Written by the organist Harry Stoneham, it signalled the moment when it seemed like the whole of Britain would be united in its viewing habit. We didn't have 120 channels, the Internet, iPads, games consoles and Twitter competing for our attention in those days, so we were able to concentrate on proper one-on-one interviewing – without gimmicks, without audience participation and without the introduction of props for comic effect. It was just Parky and his guests exchanging words, with the intention of providing entertainment through elucidation, an art that has rather disappeared these days. World leaders, movie stars, sporting icons, political figures would be happy to subject themselves to Parky's polite but persistent inquisition, knowing that they would get a good hearing.

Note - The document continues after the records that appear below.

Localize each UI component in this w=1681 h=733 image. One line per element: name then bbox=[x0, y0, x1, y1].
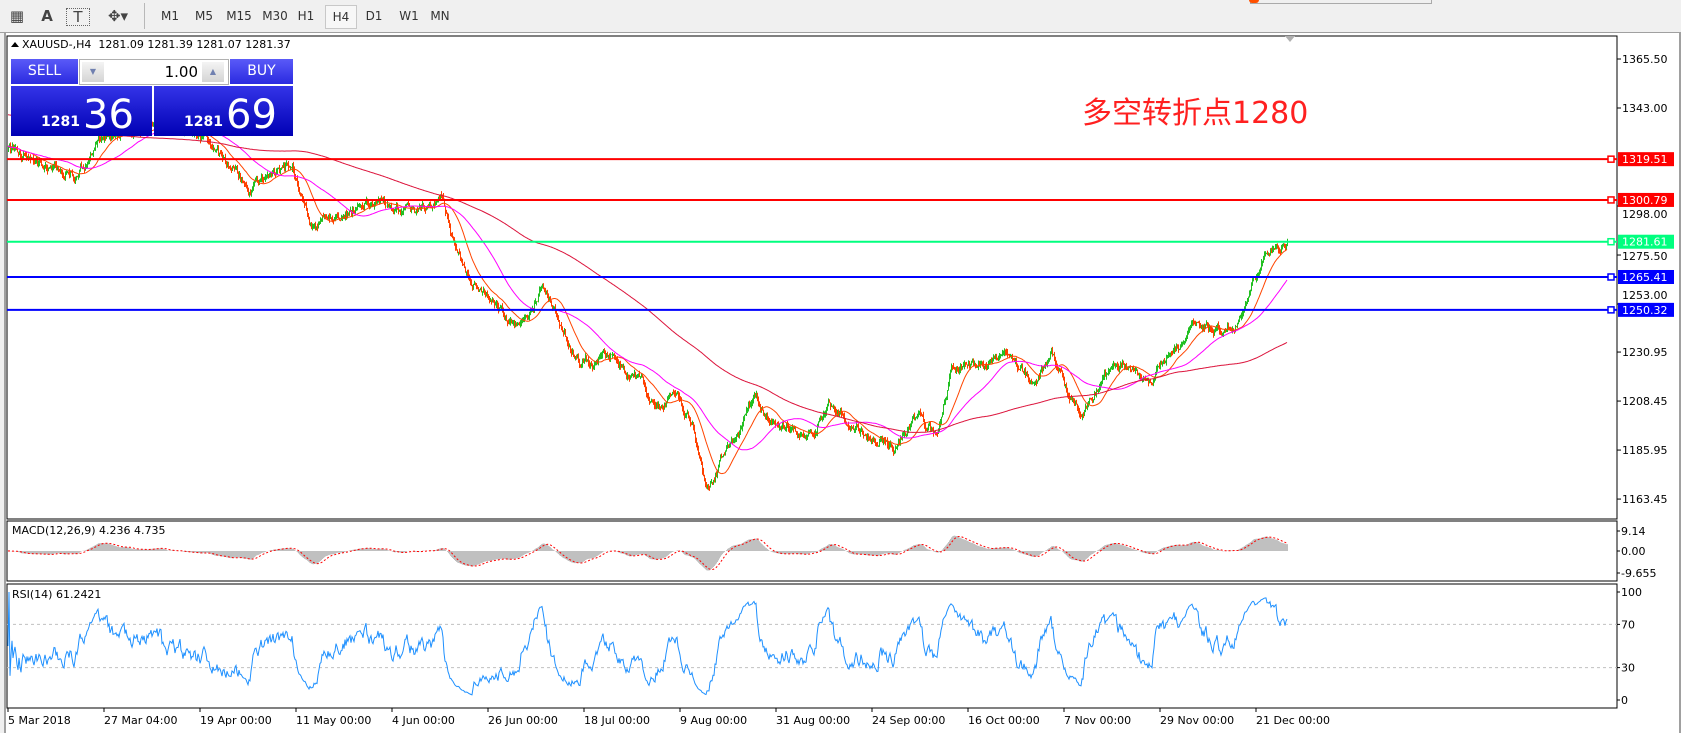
level-anchor-handle bbox=[1607, 196, 1615, 204]
timeframe-m1-button[interactable]: M1 bbox=[161, 9, 179, 23]
rsi-frame bbox=[6, 583, 1618, 709]
moving-average-line bbox=[8, 114, 1288, 433]
date-axis-label: 19 Apr 00:00 bbox=[200, 714, 272, 727]
date-axis-label: 24 Sep 00:00 bbox=[872, 714, 945, 727]
grid-fibo-icon[interactable]: ▦ bbox=[9, 7, 25, 25]
text-label-icon[interactable]: T bbox=[66, 8, 90, 26]
price-level-tag-label: 1250.32 bbox=[1622, 304, 1668, 317]
price-level-tag bbox=[1618, 234, 1674, 249]
chart-shift-marker-icon bbox=[1285, 36, 1295, 42]
date-axis-label: 31 Aug 00:00 bbox=[776, 714, 850, 727]
macd-axis-label: 0.00 bbox=[1621, 545, 1646, 558]
date-axis-label: 29 Nov 00:00 bbox=[1160, 714, 1234, 727]
price-axis-label: 1185.95 bbox=[1622, 444, 1668, 457]
candles-group bbox=[8, 114, 1288, 491]
price-level-tag bbox=[1618, 302, 1674, 317]
price-axis-label: 1275.50 bbox=[1622, 250, 1668, 263]
macd-axis-label: 9.14 bbox=[1621, 525, 1646, 538]
lot-size-stepper[interactable]: ▼ 1.00 ▲ bbox=[79, 59, 229, 85]
lot-decrease-button[interactable]: ▼ bbox=[82, 62, 104, 82]
date-axis-label: 26 Jun 00:00 bbox=[488, 714, 558, 727]
text-icon[interactable]: A bbox=[41, 7, 53, 25]
buy-price-pips: 69 bbox=[226, 92, 277, 138]
partial-orange-icon bbox=[1249, 0, 1259, 3]
price-axis-label: 1365.50 bbox=[1622, 53, 1668, 66]
sell-price-pips: 36 bbox=[83, 92, 134, 138]
date-axis-label: 5 Mar 2018 bbox=[8, 714, 71, 727]
price-level-tag bbox=[1618, 192, 1674, 207]
collapse-triangle-icon[interactable] bbox=[11, 42, 19, 47]
moving-average-line bbox=[8, 124, 1288, 475]
level-anchor-handle bbox=[1607, 155, 1615, 163]
price-level-tag-label: 1265.41 bbox=[1622, 271, 1668, 284]
rsi-axis-label: 0 bbox=[1621, 694, 1628, 707]
timeframe-m5-button[interactable]: M5 bbox=[195, 9, 213, 23]
moving-average-line bbox=[8, 127, 1288, 451]
timeframe-w1-button[interactable]: W1 bbox=[399, 9, 419, 23]
level-anchor-handle bbox=[1607, 237, 1615, 246]
date-axis-label: 16 Oct 00:00 bbox=[968, 714, 1040, 727]
rsi-axis-label: 100 bbox=[1621, 586, 1642, 599]
macd-signal-line bbox=[7, 536, 1288, 570]
chart-window[interactable] bbox=[4, 33, 1681, 733]
shapes-dropdown-icon[interactable]: ✥▾ bbox=[107, 7, 129, 25]
price-axis-label: 1298.00 bbox=[1622, 208, 1668, 221]
date-axis-label: 9 Aug 00:00 bbox=[680, 714, 747, 727]
rsi-axis-label: 70 bbox=[1621, 618, 1635, 631]
timeframe-m15-button[interactable]: M15 bbox=[226, 9, 252, 23]
price-level-tag bbox=[1618, 152, 1674, 167]
price-axis-label: 1163.45 bbox=[1622, 493, 1668, 506]
date-axis-label: 21 Dec 00:00 bbox=[1256, 714, 1330, 727]
macd-axis-label: -9.655 bbox=[1621, 567, 1656, 580]
sell-price-panel[interactable]: 1281 36 bbox=[11, 86, 152, 138]
date-axis-label: 11 May 00:00 bbox=[296, 714, 371, 727]
date-axis-label: 7 Nov 00:00 bbox=[1064, 714, 1131, 727]
toolbar: ▦ A T ✥▾ M1 M5 M15 M30 H1 H4 D1 W1 MN bbox=[0, 0, 1681, 33]
date-axis-label: 18 Jul 00:00 bbox=[584, 714, 650, 727]
date-axis-label: 27 Mar 04:00 bbox=[104, 714, 177, 727]
price-level-tag-label: 1319.51 bbox=[1622, 153, 1668, 166]
lot-size-input[interactable]: 1.00 bbox=[164, 63, 198, 81]
lot-increase-button[interactable]: ▲ bbox=[202, 62, 224, 82]
price-axis-label: 1208.45 bbox=[1622, 395, 1668, 408]
rsi-label: RSI(14) 61.2421 bbox=[12, 588, 102, 601]
macd-label: MACD(12,26,9) 4.236 4.735 bbox=[12, 524, 166, 537]
level-anchor-handle bbox=[1607, 273, 1615, 281]
toolbar-separator bbox=[144, 3, 145, 29]
price-level-tag bbox=[1618, 269, 1674, 284]
rsi-axis-label: 30 bbox=[1621, 662, 1635, 675]
price-level-tag-label: 1300.79 bbox=[1622, 194, 1668, 207]
buy-price-panel[interactable]: 1281 69 bbox=[154, 86, 293, 138]
sell-button[interactable]: SELL bbox=[11, 59, 78, 84]
symbol-ohlc-title: XAUUSD-,H4 1281.09 1281.39 1281.07 1281.… bbox=[22, 38, 291, 51]
timeframe-d1-button[interactable]: D1 bbox=[365, 9, 383, 23]
timeframe-m30-button[interactable]: M30 bbox=[262, 9, 288, 23]
sell-price-big-figure: 1281 bbox=[41, 114, 80, 130]
date-axis-label: 4 Jun 00:00 bbox=[392, 714, 455, 727]
timeframe-h1-button[interactable]: H1 bbox=[297, 9, 315, 23]
timeframe-h4-button[interactable]: H4 bbox=[325, 5, 357, 29]
price-level-tag-label: 1281.61 bbox=[1622, 236, 1668, 249]
buy-price-big-figure: 1281 bbox=[184, 114, 223, 130]
price-axis-label: 1343.00 bbox=[1622, 102, 1668, 115]
macd-group bbox=[7, 535, 1288, 571]
buy-button[interactable]: BUY bbox=[230, 59, 293, 84]
level-anchor-handle bbox=[1607, 306, 1615, 314]
price-axis-label: 1230.95 bbox=[1622, 346, 1668, 359]
timeframe-mn-button[interactable]: MN bbox=[430, 9, 450, 23]
chart-annotation-text[interactable]: 多空转折点1280 bbox=[1082, 96, 1309, 131]
price-axis-label: 1253.00 bbox=[1622, 289, 1668, 302]
rsi-line bbox=[7, 591, 1288, 696]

In a career that has spanned the best part of five decades, Parky has worked for both BBC and ITV and has interviewed more than 2,000 guests, some of whom didn't have a TV series, film or book to promote. His canon goes from Muhammad Ali to David Beckham, right, from Harold Wilson to Tony Blair, from Bing Crosby to Justin Timberlake. He "retired" in 2007, but has now been persuaded back to the screen for a six-part series which begins next month on Sky Arts in which Parky will conduct an in-depth interview with a significant cultural figure.

Will it work? Does he still have the magic? Will an audience brought up on the risqué style of Jonathan Ross or Graham Norton warm to his bluff, understated Yorkshire charm? It's hard to know, but it's certain that this show will have have a distinct flavour; more intelligent, less irreverent and, dare I say it, more old fashioned. On that subject, he's already been written off by the journal you might reasonably expect to be supportive of a man reviving his career at the age of 77. The current issue of The Oldie has a feature entitled "What Went Wrong with Parky?", in which a writer called Jeremy Hornsby, a former colleague of Parkinson, claims that the interviewer lost sight of his serious purpose, directing the show towards light entertainment rather than journalism. I must declare an interest at this point: I have known Parkinson for a number of years – not well, I stress – and have found him always to be self-effacing, hospitable and devoid of anything you might call celebrity syndrome.

Refreshingly, he doesn't take himself too seriously and says that his career was built on the good fortune of having so many extraordinary figures in showbusiness, sport and the arts willing to talk freely and frankly. He might have a bit more difficulty this time round.